October 22, 1685: On this day in 1685 the Edict of Fontainebleau was issued in France by the government of King Louis XIV. Through it, the French government essentially revoked religious toleration for France’s Protestants, which they had earlier been granted under the Edict of Nantes (1598). Over the next few years, hundreds of thousands of Huguenots, as the French Protestants were known, left France, settling primarily in Protestant-dominated regions such as the Dutch Republic, Sweden, Denmark, Switzerland, and parts of Germany. Some even headed overseas, settling in regions like the Dutch Cape Colony in what is now South Africa. Those who settled here were enormously influential in establishing the South African wine industry in the decades that followed. They brought expertise in the viticulture of a kind to the Cape which only the French had in the late seventeenth century. Indeed, such was their influence that South Africa was the first wine-producing country outside of Europe to gain some considerable acclaim for its product, with Constantia sweet wines becoming highly sought after during the eighteenth century. For more, see ‘Settlers Skills and Colonial Development: The Huguenot Wine-Makers in Eighteenth-Century Dutch South Africa’, by Johan Fourie and Dieter von Fintel, in The Economic History Review, Vol. 67, No. 4, Special Issue: The Renaissance of African Economic History (November 2014), pp. 932–963.
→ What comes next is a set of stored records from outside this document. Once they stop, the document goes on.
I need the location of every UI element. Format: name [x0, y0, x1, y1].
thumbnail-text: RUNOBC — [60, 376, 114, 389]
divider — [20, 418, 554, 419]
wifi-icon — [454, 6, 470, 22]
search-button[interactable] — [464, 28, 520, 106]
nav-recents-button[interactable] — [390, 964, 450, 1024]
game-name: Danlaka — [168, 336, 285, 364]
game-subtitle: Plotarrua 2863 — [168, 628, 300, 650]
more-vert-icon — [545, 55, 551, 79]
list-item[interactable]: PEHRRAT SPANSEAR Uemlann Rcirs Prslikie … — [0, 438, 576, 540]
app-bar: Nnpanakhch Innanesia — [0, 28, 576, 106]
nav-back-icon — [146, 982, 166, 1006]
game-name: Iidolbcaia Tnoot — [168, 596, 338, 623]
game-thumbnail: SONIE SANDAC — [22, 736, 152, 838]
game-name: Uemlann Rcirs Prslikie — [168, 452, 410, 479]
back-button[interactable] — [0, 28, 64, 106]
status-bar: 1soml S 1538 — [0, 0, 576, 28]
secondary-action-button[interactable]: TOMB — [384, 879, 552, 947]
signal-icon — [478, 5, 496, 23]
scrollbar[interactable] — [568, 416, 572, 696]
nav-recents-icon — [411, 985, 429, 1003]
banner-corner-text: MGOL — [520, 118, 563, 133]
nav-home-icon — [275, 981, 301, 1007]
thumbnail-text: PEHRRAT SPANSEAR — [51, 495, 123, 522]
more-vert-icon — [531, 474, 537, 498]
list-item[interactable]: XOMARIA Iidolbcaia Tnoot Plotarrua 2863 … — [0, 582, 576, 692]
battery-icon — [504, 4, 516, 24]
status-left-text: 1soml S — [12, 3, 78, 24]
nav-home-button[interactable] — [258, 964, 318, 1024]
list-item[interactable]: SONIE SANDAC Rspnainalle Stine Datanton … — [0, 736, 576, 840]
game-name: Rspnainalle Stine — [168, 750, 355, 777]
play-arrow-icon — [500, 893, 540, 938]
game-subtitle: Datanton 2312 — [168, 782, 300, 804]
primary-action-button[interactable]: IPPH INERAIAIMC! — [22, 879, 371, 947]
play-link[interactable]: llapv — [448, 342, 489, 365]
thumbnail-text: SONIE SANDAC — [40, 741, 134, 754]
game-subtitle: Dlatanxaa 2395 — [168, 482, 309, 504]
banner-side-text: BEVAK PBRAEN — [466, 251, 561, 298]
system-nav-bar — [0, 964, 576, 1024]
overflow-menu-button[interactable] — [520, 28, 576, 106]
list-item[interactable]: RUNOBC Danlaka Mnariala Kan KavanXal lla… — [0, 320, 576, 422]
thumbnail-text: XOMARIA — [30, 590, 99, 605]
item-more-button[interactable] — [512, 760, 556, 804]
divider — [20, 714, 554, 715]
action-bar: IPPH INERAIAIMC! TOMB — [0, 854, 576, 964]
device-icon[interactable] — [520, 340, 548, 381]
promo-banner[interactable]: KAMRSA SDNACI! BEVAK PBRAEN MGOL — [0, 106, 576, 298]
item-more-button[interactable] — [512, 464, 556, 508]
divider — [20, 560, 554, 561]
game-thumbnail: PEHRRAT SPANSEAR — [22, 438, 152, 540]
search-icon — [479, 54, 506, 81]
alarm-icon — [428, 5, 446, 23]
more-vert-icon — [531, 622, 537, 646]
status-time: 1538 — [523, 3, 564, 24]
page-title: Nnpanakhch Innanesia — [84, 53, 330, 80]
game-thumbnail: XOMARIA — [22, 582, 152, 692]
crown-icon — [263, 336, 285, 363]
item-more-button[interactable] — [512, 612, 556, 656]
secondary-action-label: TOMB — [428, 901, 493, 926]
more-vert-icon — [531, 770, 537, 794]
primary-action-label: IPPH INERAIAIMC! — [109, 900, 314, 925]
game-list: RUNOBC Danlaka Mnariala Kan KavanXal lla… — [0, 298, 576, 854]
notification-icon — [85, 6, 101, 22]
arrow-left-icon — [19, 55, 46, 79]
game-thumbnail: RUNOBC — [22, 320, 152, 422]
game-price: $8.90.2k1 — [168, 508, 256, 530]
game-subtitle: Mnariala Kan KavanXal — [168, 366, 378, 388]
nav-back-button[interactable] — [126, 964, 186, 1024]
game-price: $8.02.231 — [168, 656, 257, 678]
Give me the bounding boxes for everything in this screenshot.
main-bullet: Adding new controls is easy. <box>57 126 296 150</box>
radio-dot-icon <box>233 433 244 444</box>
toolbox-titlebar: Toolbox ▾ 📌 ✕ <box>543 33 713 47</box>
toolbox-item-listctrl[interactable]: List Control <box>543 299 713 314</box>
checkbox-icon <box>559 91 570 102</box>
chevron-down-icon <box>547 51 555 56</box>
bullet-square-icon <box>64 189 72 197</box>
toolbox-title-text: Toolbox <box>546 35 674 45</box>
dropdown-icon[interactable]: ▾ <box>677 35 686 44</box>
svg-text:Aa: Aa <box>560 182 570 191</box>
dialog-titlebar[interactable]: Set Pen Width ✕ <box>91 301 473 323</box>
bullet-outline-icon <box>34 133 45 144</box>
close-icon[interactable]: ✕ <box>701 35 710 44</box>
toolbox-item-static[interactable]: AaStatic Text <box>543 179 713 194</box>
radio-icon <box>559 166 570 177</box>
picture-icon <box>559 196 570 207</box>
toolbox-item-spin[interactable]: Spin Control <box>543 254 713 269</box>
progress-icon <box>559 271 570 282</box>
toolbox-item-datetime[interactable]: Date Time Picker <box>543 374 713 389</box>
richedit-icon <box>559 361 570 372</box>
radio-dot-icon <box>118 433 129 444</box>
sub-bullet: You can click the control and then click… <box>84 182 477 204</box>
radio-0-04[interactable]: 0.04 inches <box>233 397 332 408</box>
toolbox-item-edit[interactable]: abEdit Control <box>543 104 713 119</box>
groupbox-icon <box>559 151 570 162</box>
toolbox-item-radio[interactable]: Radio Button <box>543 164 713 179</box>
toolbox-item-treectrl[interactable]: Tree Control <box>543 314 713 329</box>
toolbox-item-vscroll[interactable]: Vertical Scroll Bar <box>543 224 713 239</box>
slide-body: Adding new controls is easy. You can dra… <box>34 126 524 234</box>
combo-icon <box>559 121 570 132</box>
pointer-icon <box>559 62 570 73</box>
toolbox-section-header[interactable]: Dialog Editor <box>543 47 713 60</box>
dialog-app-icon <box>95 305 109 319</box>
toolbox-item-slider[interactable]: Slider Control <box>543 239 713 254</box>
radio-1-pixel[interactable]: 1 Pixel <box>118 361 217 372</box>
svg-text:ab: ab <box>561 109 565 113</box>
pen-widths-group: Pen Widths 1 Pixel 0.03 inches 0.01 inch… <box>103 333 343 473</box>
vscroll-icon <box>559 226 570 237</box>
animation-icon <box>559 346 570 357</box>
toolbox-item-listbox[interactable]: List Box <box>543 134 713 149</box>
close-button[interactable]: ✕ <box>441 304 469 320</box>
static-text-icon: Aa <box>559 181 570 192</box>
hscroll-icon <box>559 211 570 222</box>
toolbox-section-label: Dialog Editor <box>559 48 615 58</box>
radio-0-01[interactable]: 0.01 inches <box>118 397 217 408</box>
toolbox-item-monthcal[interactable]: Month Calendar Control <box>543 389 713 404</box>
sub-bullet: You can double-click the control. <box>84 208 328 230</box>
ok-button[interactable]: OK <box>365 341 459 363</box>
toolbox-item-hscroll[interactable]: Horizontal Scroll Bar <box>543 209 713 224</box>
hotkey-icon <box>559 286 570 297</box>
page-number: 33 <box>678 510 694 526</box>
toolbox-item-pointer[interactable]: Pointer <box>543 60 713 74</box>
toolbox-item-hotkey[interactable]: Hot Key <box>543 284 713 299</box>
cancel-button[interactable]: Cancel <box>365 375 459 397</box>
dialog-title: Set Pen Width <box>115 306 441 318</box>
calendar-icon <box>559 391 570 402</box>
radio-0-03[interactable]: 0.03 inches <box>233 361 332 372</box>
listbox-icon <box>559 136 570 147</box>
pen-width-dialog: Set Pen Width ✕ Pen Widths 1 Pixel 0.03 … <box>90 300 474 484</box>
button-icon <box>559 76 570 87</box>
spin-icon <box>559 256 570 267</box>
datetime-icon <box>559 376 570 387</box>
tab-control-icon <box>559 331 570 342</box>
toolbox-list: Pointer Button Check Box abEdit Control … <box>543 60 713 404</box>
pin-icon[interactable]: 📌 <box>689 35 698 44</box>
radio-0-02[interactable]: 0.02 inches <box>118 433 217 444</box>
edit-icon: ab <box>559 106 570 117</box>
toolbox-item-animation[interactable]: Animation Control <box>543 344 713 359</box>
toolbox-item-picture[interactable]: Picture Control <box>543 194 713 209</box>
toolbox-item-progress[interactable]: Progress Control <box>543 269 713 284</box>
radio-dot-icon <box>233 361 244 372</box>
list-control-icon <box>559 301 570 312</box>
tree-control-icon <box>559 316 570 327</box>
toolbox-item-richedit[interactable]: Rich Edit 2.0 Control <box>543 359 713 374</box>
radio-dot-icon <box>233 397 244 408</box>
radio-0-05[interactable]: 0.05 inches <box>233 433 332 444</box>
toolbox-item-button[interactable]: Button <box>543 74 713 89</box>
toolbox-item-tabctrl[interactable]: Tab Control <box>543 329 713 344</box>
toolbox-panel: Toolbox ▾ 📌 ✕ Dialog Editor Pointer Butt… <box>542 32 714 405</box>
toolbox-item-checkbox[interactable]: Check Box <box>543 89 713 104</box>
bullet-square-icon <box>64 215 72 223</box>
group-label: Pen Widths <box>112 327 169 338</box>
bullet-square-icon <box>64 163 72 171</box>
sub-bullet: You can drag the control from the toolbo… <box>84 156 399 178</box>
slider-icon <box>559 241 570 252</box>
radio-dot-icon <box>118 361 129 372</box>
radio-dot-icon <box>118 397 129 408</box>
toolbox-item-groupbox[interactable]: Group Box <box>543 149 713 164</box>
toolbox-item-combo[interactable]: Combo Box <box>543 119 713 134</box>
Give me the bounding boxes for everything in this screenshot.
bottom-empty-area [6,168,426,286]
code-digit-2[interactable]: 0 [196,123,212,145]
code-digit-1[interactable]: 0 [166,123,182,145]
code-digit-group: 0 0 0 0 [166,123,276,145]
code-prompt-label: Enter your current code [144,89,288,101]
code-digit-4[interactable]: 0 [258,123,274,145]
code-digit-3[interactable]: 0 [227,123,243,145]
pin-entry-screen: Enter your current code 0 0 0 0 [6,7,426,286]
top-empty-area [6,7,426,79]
October 22, 1922: Baron Philippe de Rothschild took over the Château Mouton-Rothschild estate as part of an inheritance. According to an official account, “candlelight and well-water were still in use” when he arrived (Château Mouton-Rothschild website). For more on Philippe de Rothschild, see our other posts.
October 22, 2012: On this day, for the first time, better quality DOC and DOCG wines were allowed to be sealed with synthetic corks and screwcaps, according to Italian authorities. The decision created a new front in the contentious discussion about closures in the wine sector.